We studied all cases where inflation surges above 4% in 14 OECD developed-economy countries from January 1970 through September 2022.[1] After a country’s inflation rate first exceeds 4%, we observe inflation’s behavior thereafter.

For each episode, we measure the time from the first crossing of the thresholds we study (4% to 20%, at intervals of 2%) until the next time inflation retreated to halfway back to zero. We found 52 instances when inflation rose above 4% for the 14 OECD economies in our sample, of which 6 instances proceed to exceed 20%.

We observe a useful pattern. When inflation first crosses the 4% threshold, often caused by a temporary exogenous shock, it usually reverses course; in 32 out of 52 cases; over 60% of the time inflation never reaches the next threshold of 6%. We call any case where inflation fails to reach the next threshold cresting inflation. That is the good news.

Next threshold

The bad news is at 6% and higher inflation, cresting inflation is the exception, not the rule: inflation usually marches to the next threshold. When inflation subsequently rises to the next threshold, we call these cases accelerating inflation. Indeed, once the 8% threshold is surpassed, as happened this year in the United States and much of Europe, inflation marched to the next threshold, and often well beyond, over 70% of the time.

The lesson we should take from this is not that inflation is destined to move to new highs in the months ahead (after all, nearly 30% of the time, it is, in fact, cresting!), but that we dismiss that possibility at our peril.

Next, we ask: ‘How long before inflation falls by half?’ Once inflation has reached the 4% threshold, our analysis suggests that for 20% of the time it takes a year or less to revert to ≤ 2% inflation (half of the 4% threshold). At the other extreme, 20% of the time, it takes 10 years or more to fall back to 2%!

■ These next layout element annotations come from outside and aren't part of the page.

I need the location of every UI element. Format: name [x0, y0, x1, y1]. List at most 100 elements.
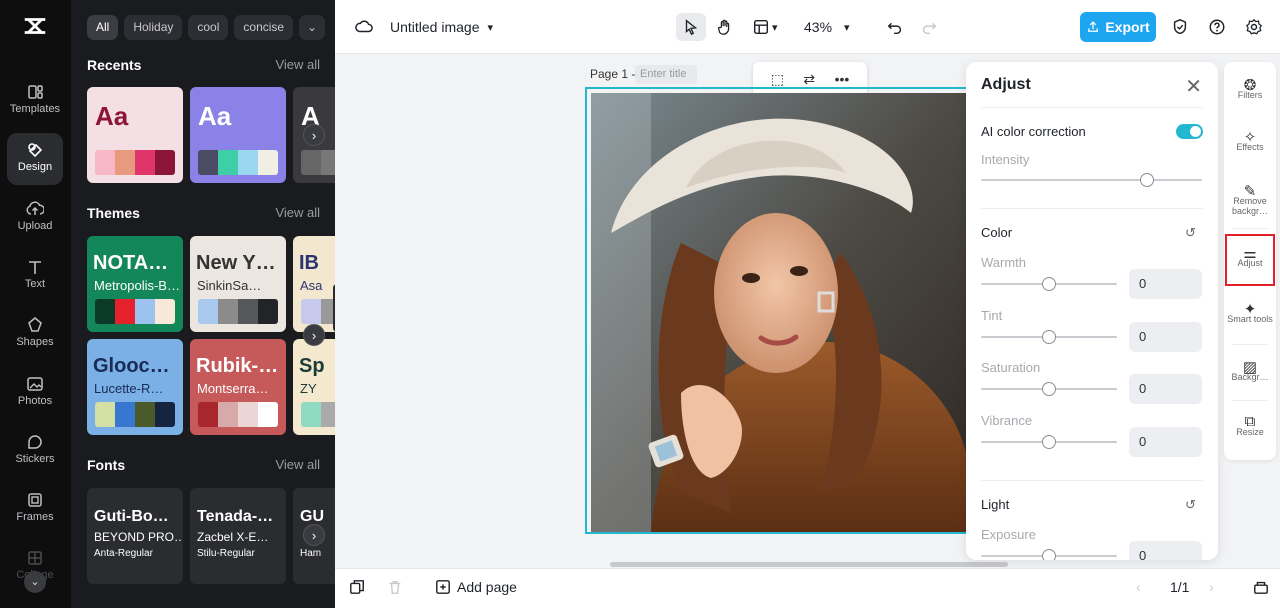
slider-knob[interactable] — [1139, 173, 1154, 187]
ai-color-correction-toggle[interactable] — [1176, 124, 1203, 139]
photos-icon — [7, 367, 63, 393]
tint-slider[interactable] — [981, 329, 1117, 344]
rail-item-upload[interactable]: Upload — [7, 192, 63, 244]
intensity-slider[interactable] — [981, 173, 1202, 187]
tool-filters[interactable]: ❂ Filters — [1225, 68, 1275, 120]
slider-knob[interactable] — [1042, 382, 1056, 396]
document-title[interactable]: Untitled image ▾ — [390, 13, 493, 41]
tool-backgr[interactable]: ▨ Backgr… — [1225, 350, 1275, 402]
style-preview-text: Aa — [95, 101, 129, 131]
replace-icon[interactable]: ⇄ — [803, 71, 815, 88]
top-bar: Untitled image ▾ ▾ 43% ▾ Export — [335, 0, 1280, 54]
rail-item-label: Frames — [16, 511, 54, 524]
font-pair-card[interactable]: Tenada-… Zacbel X-E… Stilu-Regular — [190, 488, 286, 584]
select-area-icon[interactable]: ⬚ — [771, 71, 784, 88]
rail-item-shapes[interactable]: Shapes — [7, 308, 63, 360]
rail-item-text[interactable]: Text — [7, 250, 63, 302]
color-swatches — [95, 299, 175, 324]
previous-page-icon[interactable]: ‹ — [1136, 579, 1141, 595]
slider-knob[interactable] — [1042, 549, 1056, 560]
theme-card[interactable]: IB Asa — [293, 236, 335, 332]
more-options-icon[interactable]: ••• — [835, 71, 850, 87]
recent-style-card[interactable]: Aa — [87, 87, 183, 183]
settings-button[interactable] — [1245, 13, 1263, 41]
layout-menu-button[interactable]: ▾ — [752, 13, 778, 41]
saturation-slider[interactable] — [981, 382, 1117, 396]
cloud-icon[interactable] — [355, 13, 373, 41]
exposure-slider[interactable] — [981, 549, 1117, 560]
color-reset-icon[interactable]: ↺ — [1185, 225, 1196, 241]
filter-chip[interactable]: Holiday — [124, 15, 183, 40]
recent-style-card[interactable]: Aa — [190, 87, 286, 183]
vibrance-slider[interactable] — [981, 434, 1117, 449]
rail-item-templates[interactable]: Templates — [7, 75, 63, 127]
slider-knob[interactable] — [1042, 277, 1056, 291]
hand-tool-button[interactable] — [716, 13, 734, 41]
filter-chip[interactable]: cool — [188, 15, 229, 40]
export-button[interactable]: Export — [1080, 12, 1156, 42]
theme-card[interactable]: Rubik-… Montserra… — [190, 339, 286, 435]
vibrance-value-input[interactable]: 0 — [1129, 426, 1202, 457]
duplicate-page-icon[interactable] — [349, 579, 365, 595]
theme-card[interactable]: NOTA… Metropolis-B… — [87, 236, 183, 332]
rail-item-frames[interactable]: Frames — [7, 483, 63, 535]
fonts-next-icon[interactable]: › — [303, 524, 325, 546]
recents-next-icon[interactable]: › — [303, 124, 325, 146]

The median result is a 2½-year wait before a modestly elevated 4% inflation falls below 2%. That is, we find that if inflation is cresting, 4% and 6% inflation revert by half (to 2% and 3%) in about a year. However, if inflation is accelerating, 6% inflation reverts to 3% in a median of about seven years, threatening an extended period of high inflation.

What is possible?

All of which invites the question: When inflation was already crossing 4% in April 2021 (2% of which was in the prior three months, which was an 8% annualized rate!), what were Powell and Yellen thinking in declaring the inflation transitory?

A cursory glance at history should have alerted the Fed that although transitory inflation is possible, it is hardly a sensible central expectation, and that their messaging and policy response should reflect the relatively high empirical risk that inflation would accelerate.

Is it possible that inflation will recede to 4% and then to 2% in the coming year or two? Of course it’s possible! History says it is unlikely. We are fools if we allow our hopes for a rapid dissipation of inflation to become our central expectation.

 Disclaimer: Please refer to our disclosures


[1] The countries include Australia, Canada, France, Germany, Great Britain, Italy, Japan, Netherlands, New Zealand, Norway, Spain, Sweden, Switzerland, and the United States. We excluded countries that were not developed early in our 52-year history.